In the first case, it checks if y is NULL, and the answer is no. In the second case, it tries to check if x is `NA, but there is no value to be checked.

Ignoring "bad" values in vector summary functions

If you run functions like mean() or sum() on a vector containing NA or NaN, they will return NA and NaN, which is generally unhelpful, though this will alert you to the presence of the bad value.
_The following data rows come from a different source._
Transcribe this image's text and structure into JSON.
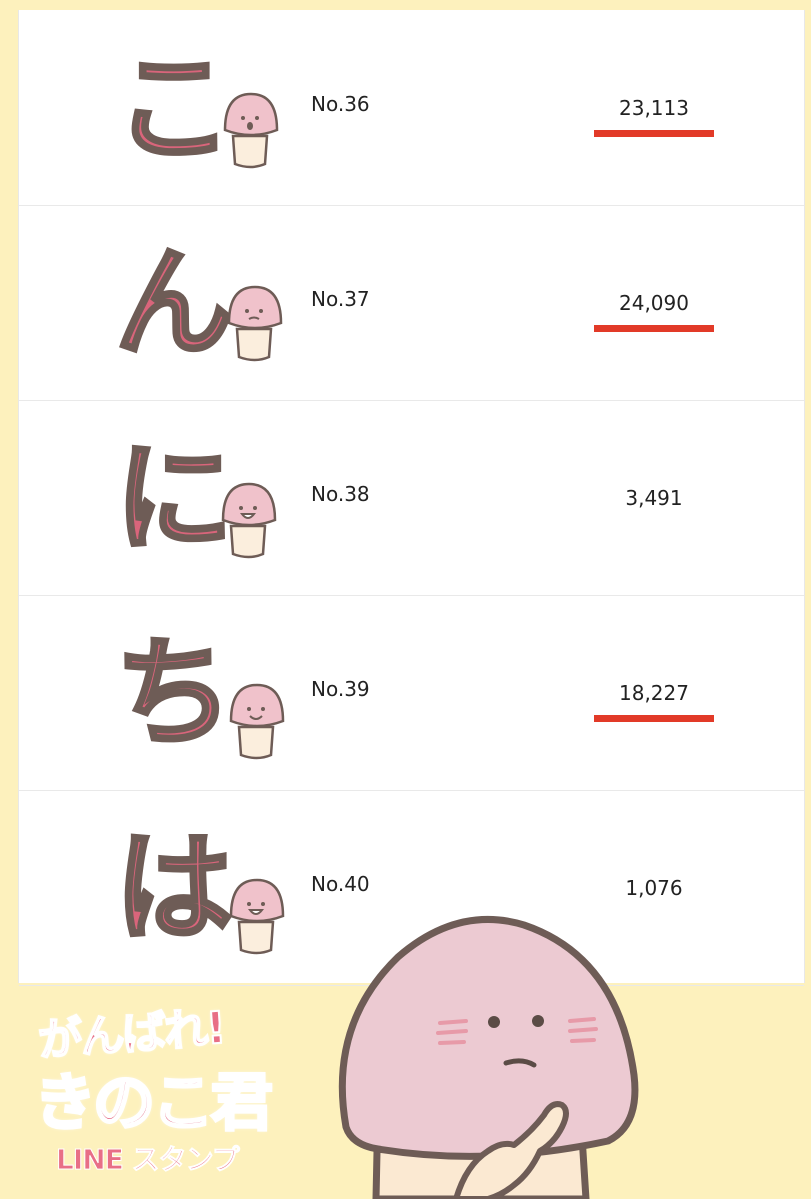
{
  "rows": [
    {
      "char": "こ",
      "number": "No.36",
      "count": "23,113",
      "underlined": true
    },
    {
      "char": "ん",
      "number": "No.37",
      "count": "24,090",
      "underlined": true
    },
    {
      "char": "に",
      "number": "No.38",
      "count": "3,491",
      "underlined": false
    },
    {
      "char": "ち",
      "number": "No.39",
      "count": "18,227",
      "underlined": true
    },
    {
      "char": "は",
      "number": "No.40",
      "count": "1,076",
      "underlined": false
    }
  ],
  "logo": {
    "line1": "がんばれ!",
    "line2": "きのこ君",
    "line3": "LINE スタンプ"
  },
  "colors": {
    "background": "#fdf1bd",
    "stamp_pink": "#d9657b",
    "outline": "#6e5c56",
    "underline": "#e23a28",
    "mascot_pink": "#eccad2"
  }
}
Many of these functions take the flag na.rm, which tells them to ignore these values.

vy <- c(1, 2, 3, NA, 5)
# 1  2  3 NA  5
mean(vy)
# NA
mean(vy, na.rm=TRUE)
# 2.75
 
vz <- c(1, 2, 3, NaN, 5)
# 1   2   3 NaN   5
sum(vz)
# NaN
sum(vz, na.rm=TRUE)
# 11
 
# NULL isn't a problem, because it doesn't exist
vx <- c(1, 2, 3, NULL, 5)
# 1 2 3 5
sum(vx)
# 11

Removing bad values from a vector

These values can be removed from a vector by filtering using is.na() or is.nan().

vy
# 1  2  3 NA  5
vy[ !is.na(vy) ]
# 1  2  3  5
 
vz
# 1   2   3 NaN   5
vz[ !is.nan(vz) ]
# 1  2  3  5

Notes

There are also the infinite numerical values Inf and -Inf, and the associated functions is.finite() andis.infinite().